Are there any impossibility theorems for the existence of AI that is both strong and safe? I think such theorems would be interesting because they could help to evaluate proposals for safe AI: we could ask “which assumption does this proposal break?”
I have a vague sense that a theorem of this sort might be able to be developed along the following lines:
1. The kind of strong AI that we want is a technological tool such that it’s easy to tell it what to do, and it can successfully do a wide variety of complex things when told
2. Simple instructions + complex results → AI has a lot of flexibility in its action
3. There are only a few ways to reliably achieve goals requiring complex behaviour e.g. something approximating expected utility maximisation
4. 2+3 + instrumental convergence → flexibility is likely to be exploited in dangerous ways
Do fleshed out versions of this argument exist? Do you have any other ideas about impossibility theorems?
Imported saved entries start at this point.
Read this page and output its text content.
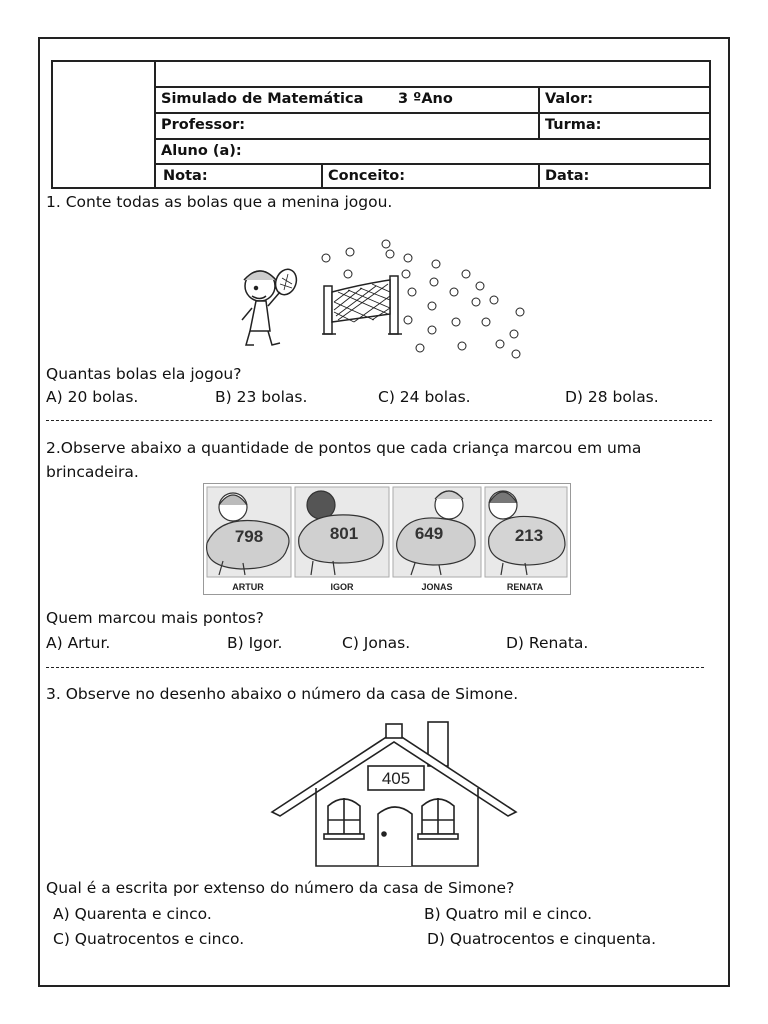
Simulado de Matemática 3 ºAno	Valor:
Professor:	Turma:
Aluno (a):
Nota:	Conceito:	Data:
1. Conte todas as bolas que a menina jogou.
Quantas bolas ela jogou?
A) 20 bolas.	B) 23 bolas.	C) 24 bolas.	D) 28 bolas.
2.Observe abaixo a quantidade de pontos que cada criança marcou em uma
brincadeira.
798	801	649	213
ARTUR	IGOR	JONAS	RENATA
Quem marcou mais pontos?
A) Artur.	B) Igor.	C) Jonas.	D) Renata.
3. Observe no desenho abaixo o número da casa de Simone.
405
Qual é a escrita por extenso do número da casa de Simone?
A) Quarenta e cinco.	B) Quatro mil e cinco.
C) Quatrocentos e cinco.	D) Quatrocentos e cinquenta.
(Disclaimer: I’ve only skimmed this paper)
You might be interested in Impossibility results in AI: A Survey (Brcic & Yampolskiy 2022).
I think this sort of counts?
https://www.lesswrong.com/posts/WCX3EwnWAx7eyucqH/corrigibility-can-be-vnm-incoherent
I’ve also sort of derived some informal arguments myself in the same vein, though I haven’t published them anywhere.
Basically, approximately all of the focus is on creating/aligning a consequentialist utility maximizer, but consequentialist utility maximizers don’t like being corrected, will tend to want to change your preferences, etc, which all seems bad for alignment.